Dario Amodei, Anthropic's CEO, has described RL as showing the same kind of scaling pre-training once did, where performance climbs log-linearly with how long you train.
The RL training loop
Three actors: the generator, the RL environment, and the trainer.
The generator performs inference on prompts from the dataset, generating a rollout: a prompt and a model's generated response.
The RL environment produces a reward based on the rollout. For example, a code environment executes the generated code in a sandbox and gives reward scores based on the test case pass rate.
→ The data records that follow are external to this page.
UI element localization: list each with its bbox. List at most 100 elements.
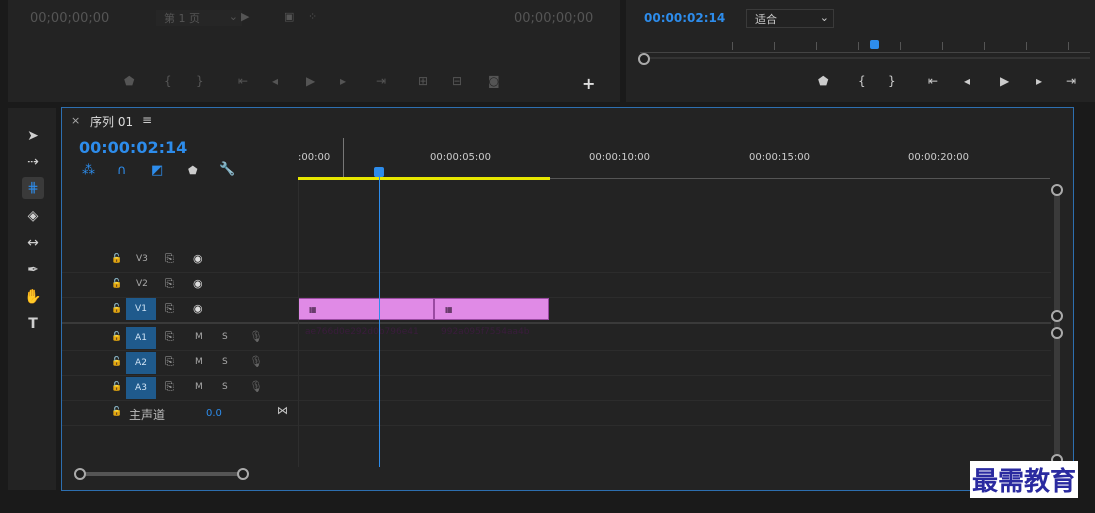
step-forward-icon[interactable]: ▸ [1036,74,1042,88]
linked-selection-icon[interactable]: ∩ [117,163,127,178]
microphone-icon[interactable]: 🎙 [249,380,263,393]
mute-button[interactable]: M [195,382,203,392]
sync-lock-icon[interactable]: ⎘ [165,302,174,316]
bowtie-icon[interactable]: ⋈ [277,404,288,417]
slip-tool-icon[interactable]: ↔ [22,232,44,254]
playhead-handle[interactable] [374,167,384,177]
sync-lock-icon[interactable]: ⎘ [165,252,174,266]
master-volume-value[interactable]: 0.0 [206,408,222,419]
ripple-edit-tool-icon[interactable]: ⋕ [22,177,44,199]
program-timecode[interactable]: 00:00:02:14 [644,11,725,25]
microphone-icon[interactable]: 🎙 [249,355,263,368]
lock-icon[interactable]: 🔓 [111,407,122,417]
step-back-icon[interactable]: ◂ [964,74,970,88]
step-back-icon[interactable]: ◂ [272,74,278,88]
work-area-bar[interactable] [298,177,550,180]
play-icon[interactable]: ▶ [306,74,315,88]
mark-in-icon[interactable]: { [164,74,172,88]
horizontal-scrollbar[interactable] [80,472,244,476]
track-select-tool-icon[interactable]: ⇢ [22,151,44,173]
track-label-v3[interactable]: V3 [136,254,148,264]
wrench-icon[interactable]: 🔧 [219,162,235,177]
tab-close-icon[interactable]: × [71,114,80,127]
timeline-timecode[interactable]: 00:00:02:14 [79,138,187,157]
marker-icon[interactable]: ⬟ [124,74,134,88]
track-v3: 🔓 V3 ⎘ ◉ [62,248,1051,273]
fit-select[interactable]: 适合 ⌄ [746,9,834,28]
horizontal-scroll-handle[interactable] [237,468,249,480]
mark-in-icon[interactable]: { [858,74,866,88]
go-to-out-icon[interactable]: ⇥ [376,74,386,88]
marker-icon[interactable]: ⬟ [188,164,198,177]
playhead-line [379,177,380,467]
pen-tool-icon[interactable]: ✒ [22,259,44,281]
lock-icon[interactable]: 🔓 [111,279,122,289]
horizontal-scroll-handle[interactable] [74,468,86,480]
lock-icon[interactable]: 🔓 [111,357,122,367]
track-target-a2[interactable]: A2 [126,352,156,374]
vertical-scroll-handle[interactable] [1051,310,1063,322]
eye-icon[interactable]: ◉ [193,302,203,315]
overwrite-icon[interactable]: ⊟ [452,74,462,88]
solo-button[interactable]: S [222,382,228,392]
lock-icon[interactable]: 🔓 [111,382,122,392]
lock-icon[interactable]: 🔓 [111,254,122,264]
tab-menu-icon[interactable]: ≡ [142,113,152,127]
video-clip[interactable]: ▦ 992a095f7554aa4b [434,298,549,337]
solo-button[interactable]: S [222,357,228,367]
page-select-label: 第 1 页 [164,12,200,25]
source-timecode-left[interactable]: 00;00;00;00 [30,11,109,26]
lock-icon[interactable]: 🔓 [111,304,122,314]
lock-icon[interactable]: 🔓 [111,332,122,342]
selection-tool-icon[interactable]: ➤ [22,125,44,147]
mark-out-icon[interactable]: } [196,74,204,88]
program-zoom-scroll[interactable] [640,57,1090,59]
tab-sequence[interactable]: 序列 01 [90,113,133,130]
video-clip[interactable]: ▦ ae766d0e292d0b796e41 [298,298,434,337]
type-tool-icon[interactable]: T [22,313,44,335]
marker-icon[interactable]: ⬟ [818,74,828,88]
play-icon[interactable]: ▶ [1000,74,1009,88]
sync-lock-icon[interactable]: ⎘ [165,277,174,291]
track-label-v2[interactable]: V2 [136,279,148,289]
play-small-icon[interactable]: ▶ [241,10,249,23]
sync-lock-icon[interactable]: ⎘ [165,380,174,394]
mute-button[interactable]: M [195,332,203,342]
step-forward-icon[interactable]: ▸ [340,74,346,88]
razor-tool-icon[interactable]: ◈ [22,205,44,227]
track-target-v1[interactable]: V1 [126,298,156,320]
source-timecode-right[interactable]: 00;00;00;00 [514,11,593,26]
page-select[interactable]: 第 1 页 ⌄ [156,10,242,26]
sync-lock-icon[interactable]: ⎘ [165,355,174,369]
ruler-label: 00:00:10:00 [589,152,651,163]
go-to-out-icon[interactable]: ⇥ [1066,74,1076,88]
source-transport: ⬟ { } ⇤ ◂ ▶ ▸ ⇥ ⊞ ⊟ ◙ [120,74,520,92]
track-target-a3[interactable]: A3 [126,377,156,399]
solo-button[interactable]: S [222,332,228,342]
insert-icon[interactable]: ⊞ [418,74,428,88]
audio-wave-icon[interactable]: ⁘ [308,10,317,23]
sync-lock-icon[interactable]: ⎘ [165,330,174,344]
add-marker-target-icon[interactable]: ◩ [151,163,163,178]
go-to-in-icon[interactable]: ⇤ [928,74,938,88]
add-button[interactable]: + [582,74,595,93]
ruler-label: 00:00:15:00 [749,152,811,163]
vertical-scroll-handle[interactable] [1051,184,1063,196]
microphone-icon[interactable]: 🎙 [249,330,263,343]
hand-tool-icon[interactable]: ✋ [22,286,44,308]
track-a1: 🔓 A1 ⎘ M S 🎙 [62,326,1051,351]
camera-icon[interactable]: ◙ [488,74,500,88]
go-to-in-icon[interactable]: ⇤ [238,74,248,88]
eye-icon[interactable]: ◉ [193,277,203,290]
snap-icon[interactable]: ⁂ [82,163,95,178]
vertical-scroll-handle[interactable] [1051,327,1063,339]
export-frame-icon[interactable]: ▣ [284,10,294,23]
program-ruler[interactable] [640,38,1090,53]
eye-icon[interactable]: ◉ [193,252,203,265]
program-scroll-handle[interactable] [638,53,650,65]
timeline-ruler[interactable]: :00:00 00:00:05:00 00:00:10:00 00:00:15:… [298,136,1050,181]
track-target-a1[interactable]: A1 [126,327,156,349]
mute-button[interactable]: M [195,357,203,367]
program-playhead[interactable] [870,40,879,49]
mark-out-icon[interactable]: } [888,74,896,88]
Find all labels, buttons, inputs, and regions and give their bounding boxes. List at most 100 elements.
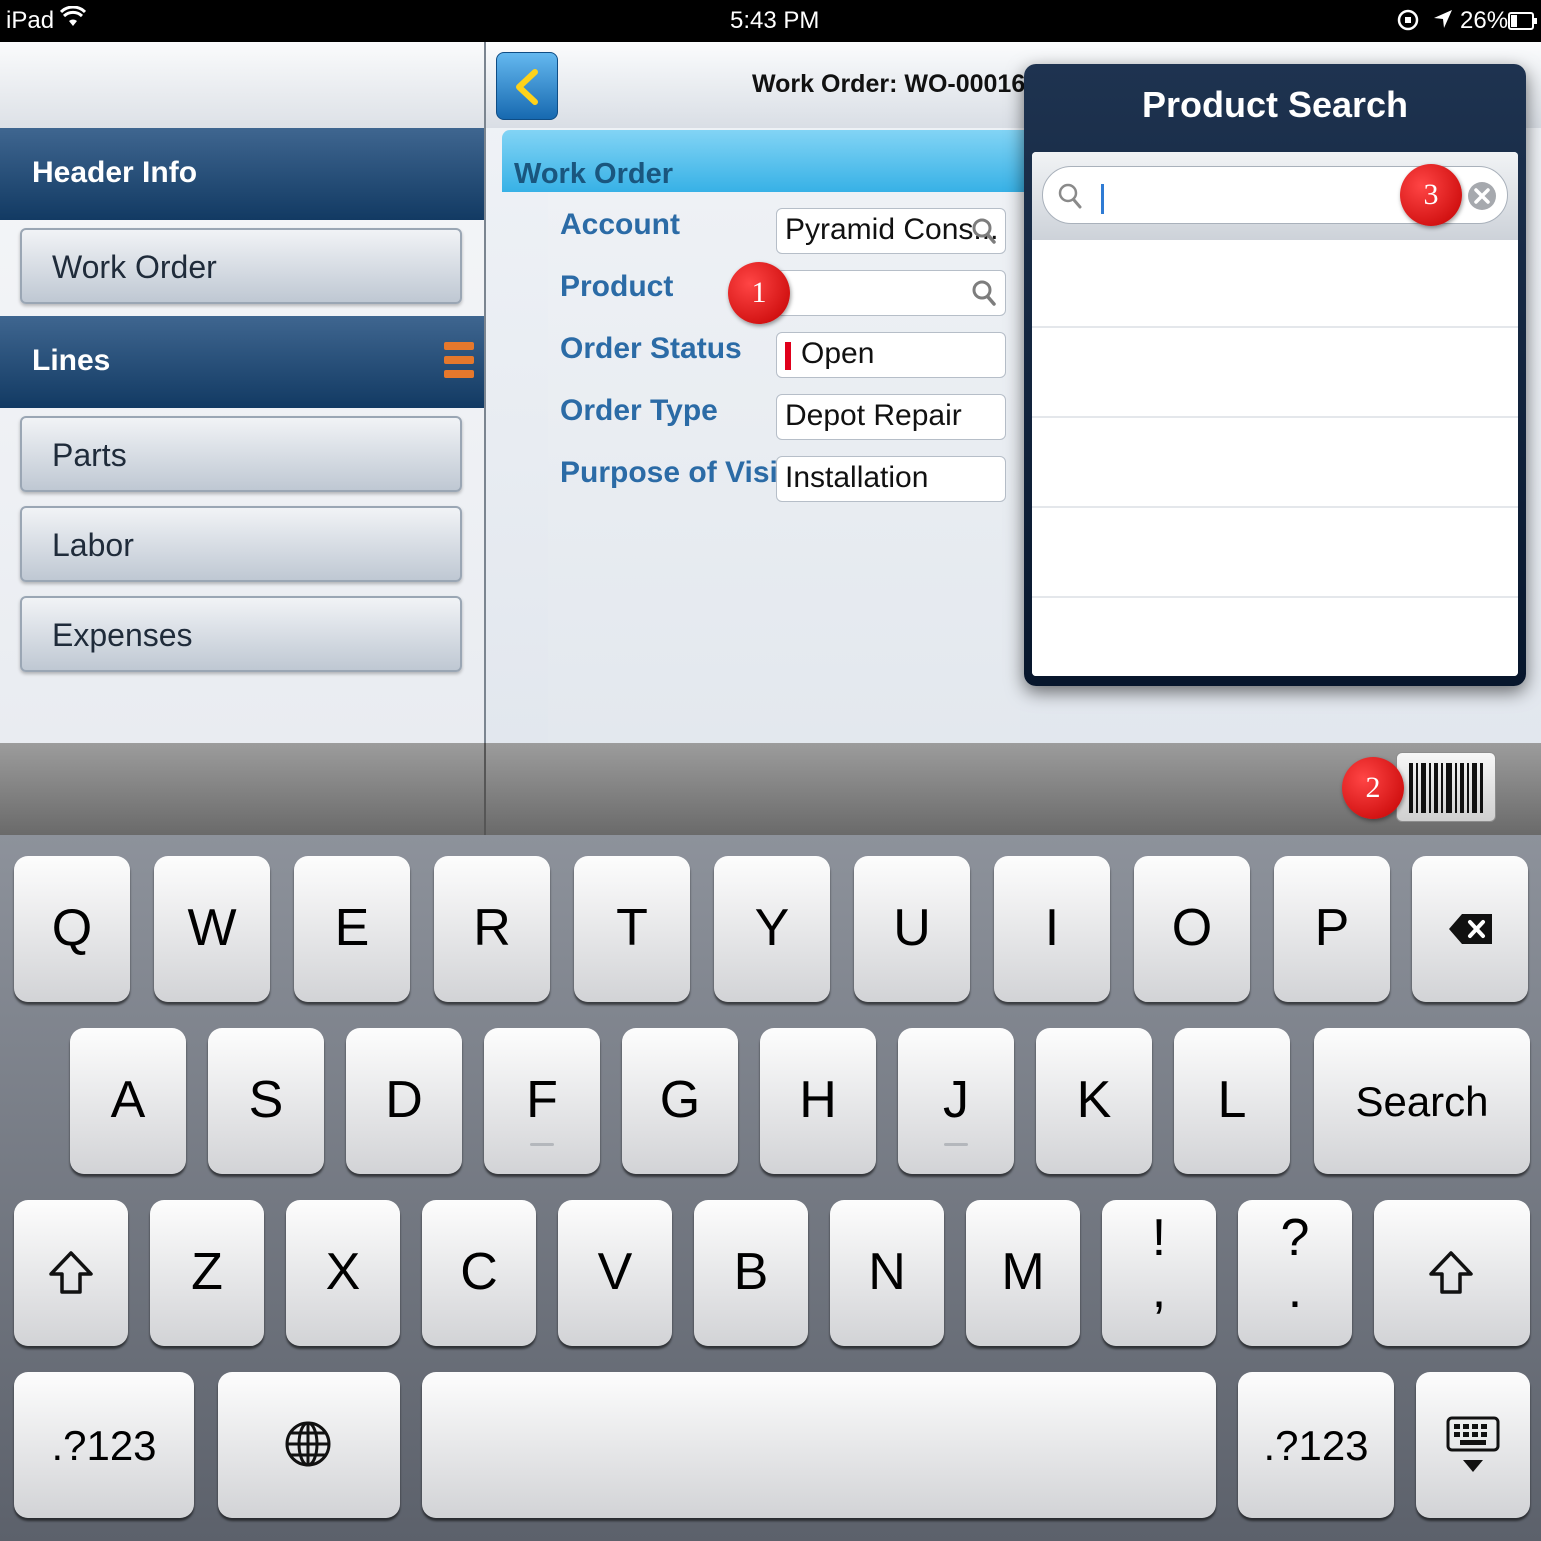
key-c[interactable]: C [422, 1200, 536, 1346]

Then, the trainer ingests rollouts and rewards generated by the generator and trains the model, producing new model weights.
GRPO
GRPO samples multiple completions for each prompt, forming a group of rollouts. We assign each rollout a reward, a score of the rollout. We then compute each rollout's advantage: its reward relative to the group's average, capturing how much better or worse it did than a typical rollout for that prompt. Rollouts above the group average get reinforced, and those below get suppressed.
RL environment
Practically, the RL environment is implemented as a sandbox, a containerized runtime for code execution.
Sandboxes for RL environments have unique system challenges. The interaction latency between the generator and the RL environment is critical to the end-to-end rollout latency, and sandbox startup latency is one of the major overheads. Sandbox service companies like Modal optimize the startup latency with techniques like content-addressed caching.
Matching trainer and generator throughput
The generator produces rollouts into a queue, and the trainer consumes from it. When the generator is slower than the trainer, the queue empties and the trainer starves, idling between steps. When the generator is faster, the queue grows and its samples age, causing policy staleness issues.
In an ideal RL training system, the trainer consumption rate should be roughly equal to the generator production rate. The trainer consumes samples, performs a training step, and then broadcasts weights to the generator.
RL training system efficiency is a matter of queue health.
Generator constraints
Concurrency, or the number of concurrent rollouts, is limited by KV cache memory space and average sequence length.
KV cache dictates the maximum number of tokens the generator can hold, and dividing it by the average sequence length gives us an estimate of max concurrency.
The moving target: curriculum and output length
Model capability determines how well the model can solve a task, measured by solve rate: what percentage of the rollouts in a group passes the verification. When the solve rate is near 0 or near 100%, the reward distribution is uniform, leading to zero advantage, and collapses the training signal.
The curriculum: the order of tasks being presented to the model. The curriculum is chosen to keep the solve rate at a productive middle band, so the tasks are neither too easy nor too hard for the model's current capabilities.
A model's token usage behavior affects the output length, which indirectly determines the max concurrent rollouts in the generator. RL training typically elicits Chain-of-Thought reasoning, causing a model to generate long reasoning traces. This behavior drives the average output length, which increases KV cache usage. Under the same memory budget, this reduces the max concurrent rollouts and increases the sample generation end-to-end latency.
Key efficiency factors
Two factors influence the system efficiency: how the model produces long responses with long thinking traces, and how well the model learns the task.